Desiring Us (John 17:24)–2

In the last article, I noted the love that some puritans expressed for John 17 and for verse 24 in particular. Verse 24 is special because it teaches that Jesus desires us. He wants us to be where he is. In the present article, I want to look at the reason Jesus wants us to be with him. Jesus says he desires our presence so that we might see his glory.
 
To see Christ’s glory is not merely to observe it as a bystander. To see means to share or participate. Peter speaks of being a partaker of the glory that is to be revealed (1 Pet. 5:1). When your child runs and wins a race, you watch him compete and receive his gold medal from the bleachers. You see your child’s glory, and rejoice in it, but you don’t share in it. You aren’t up there on the stage getting a gold medal too. Jesus doesn’t merely want you with him so that you can see his glory as a bystander. He wants you with him so that you can see his glory as a fellow participant. He wants you up on the stage with him. He wants you to be glorified with him (Rom. 8:17).
 
Sharing in Christ’s glory comes in stages. The New Testament speaks of experiencing glory now (2 Cor. 3:18), at death (2 Cor. 5:6-8; Phil. 1:21) and then finally in its fullness at the second coming (1 Cor. 15:51-52; Phil. 1:6; 3:20-21). Since Jesus talks of glory in reference to where he is, which is in resurrected glory, the primary reference is to the glory we will experience at his second coming. Presently, Jesus is the only one to have experienced the fullness of glory. He is the only one to have been raised from the dead and to have put on immortality and incorruption. But he doesn’t want to be alone. He wants us, his bride, to be with him in that perfected state.
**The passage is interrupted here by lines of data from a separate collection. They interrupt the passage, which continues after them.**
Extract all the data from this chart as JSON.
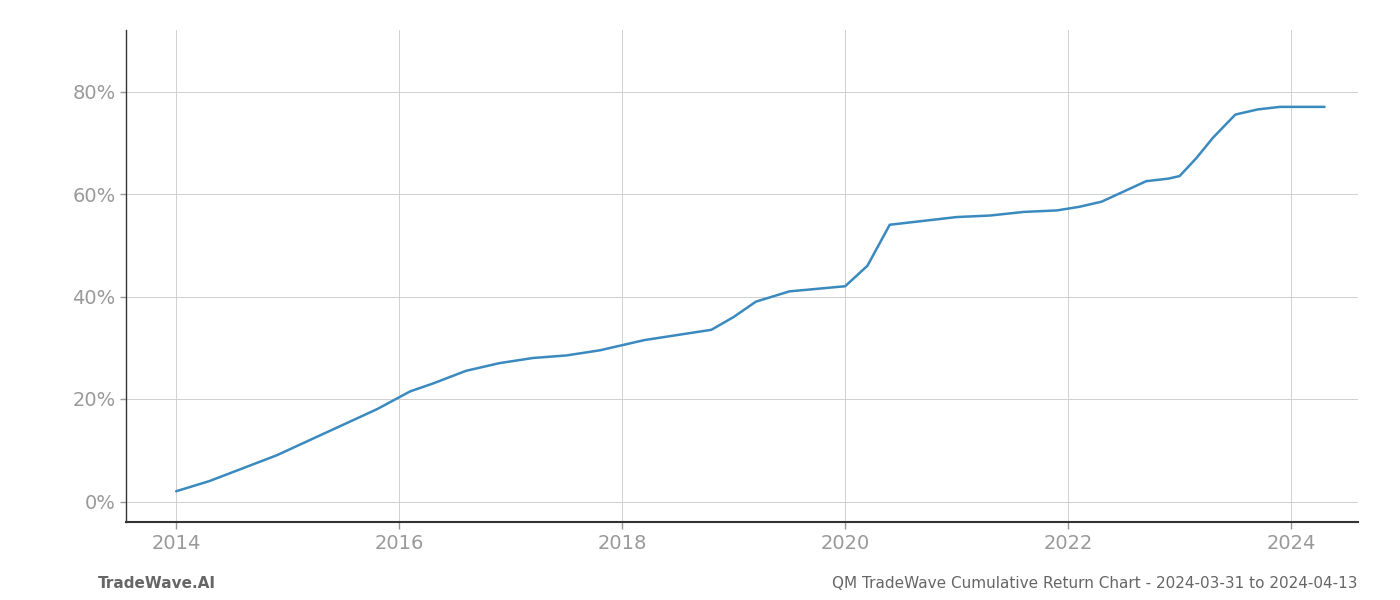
{
  "x_values": [
    2014.0,
    2014.3,
    2014.6,
    2014.9,
    2015.2,
    2015.5,
    2015.8,
    2016.1,
    2016.3,
    2016.6,
    2016.9,
    2017.2,
    2017.5,
    2017.8,
    2018.0,
    2018.2,
    2018.5,
    2018.8,
    2019.0,
    2019.2,
    2019.5,
    2019.75,
    2020.0,
    2020.2,
    2020.4,
    2020.6,
    2020.8,
    2021.0,
    2021.3,
    2021.6,
    2021.9,
    2022.1,
    2022.3,
    2022.5,
    2022.7,
    2022.9,
    2023.0,
    2023.15,
    2023.3,
    2023.5,
    2023.7,
    2023.9,
    2024.1,
    2024.3
  ],
  "y_values": [
    2.0,
    4.0,
    6.5,
    9.0,
    12.0,
    15.0,
    18.0,
    21.5,
    23.0,
    25.5,
    27.0,
    28.0,
    28.5,
    29.5,
    30.5,
    31.5,
    32.5,
    33.5,
    36.0,
    39.0,
    41.0,
    41.5,
    42.0,
    46.0,
    54.0,
    54.5,
    55.0,
    55.5,
    55.8,
    56.5,
    56.8,
    57.5,
    58.5,
    60.5,
    62.5,
    63.0,
    63.5,
    67.0,
    71.0,
    75.5,
    76.5,
    77.0,
    77.0,
    77.0
  ],
  "line_color": "#3a8abf",
  "line_width": 1.8,
  "background_color": "#ffffff",
  "grid_color": "#d0d0d0",
  "x_tick_labels": [
    "2014",
    "2016",
    "2018",
    "2020",
    "2022",
    "2024"
  ],
  "x_ticks": [
    2014,
    2016,
    2018,
    2020,
    2022,
    2024
  ],
  "y_ticks": [
    0,
    20,
    40,
    60,
    80
  ],
  "y_tick_labels": [
    "0%",
    "20%",
    "40%",
    "60%",
    "80%"
  ],
  "ylim": [
    -4,
    92
  ],
  "xlim": [
    2013.55,
    2024.6
  ],
  "footer_left": "TradeWave.AI",
  "footer_right": "QM TradeWave Cumulative Return Chart - 2024-03-31 to 2024-04-13",
  "tick_color": "#999999",
  "axis_label_color": "#999999",
  "footer_color": "#666666",
  "footer_fontsize": 11,
  "ytick_fontsize": 14,
  "xtick_fontsize": 14
}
He wants us, including our bodies, to be raised from the dead so that we might be like him and reign with him (1 John 3:2).
 
Thomas Manton said that Christ’s “heart is not satisfied till we be in like condition with himself.” Similarly, the 19th century Scottish preacher R.M. M’Cheyne said that heaven would be no heaven to Jesus, if we were not there. We are his jewels, his crown, and his joy. Jesus would not be happy in glory if we were not there. When a loving husband and father is promoted and required to move across the globe to a beautiful country, and to live in a beautiful house, he is going to want his wife and children to move with him. Life in that new and beautiful place won’t be complete until they join him. Heaven is not heaven for Jesus until we are there with him.
 
Although Jesus is primarily referring to the glory of the second coming, what he says here equally applies to our death. Jesus wants us with him. Since to be absent from the body is to be present with the Lord, the moment of our death is, at least in part, an answer to Jesus’ prayer. This is why I think that Manton was on point when he rhetorically asked, “Can a dying man have a sweeter meditation than Christ’s words? ‘Father, I will that those whom thou hast given me may be with me where I am.’”
 
Not all verses are equal. Some are sweeter than others. Deciding which one is the sweetest, however, is a fool’s errand. Nonetheless, John 17:24 is up there with the best of them because it reveals to us an amazing truth: Jesus wants us to be where he is so that we might share in his glory.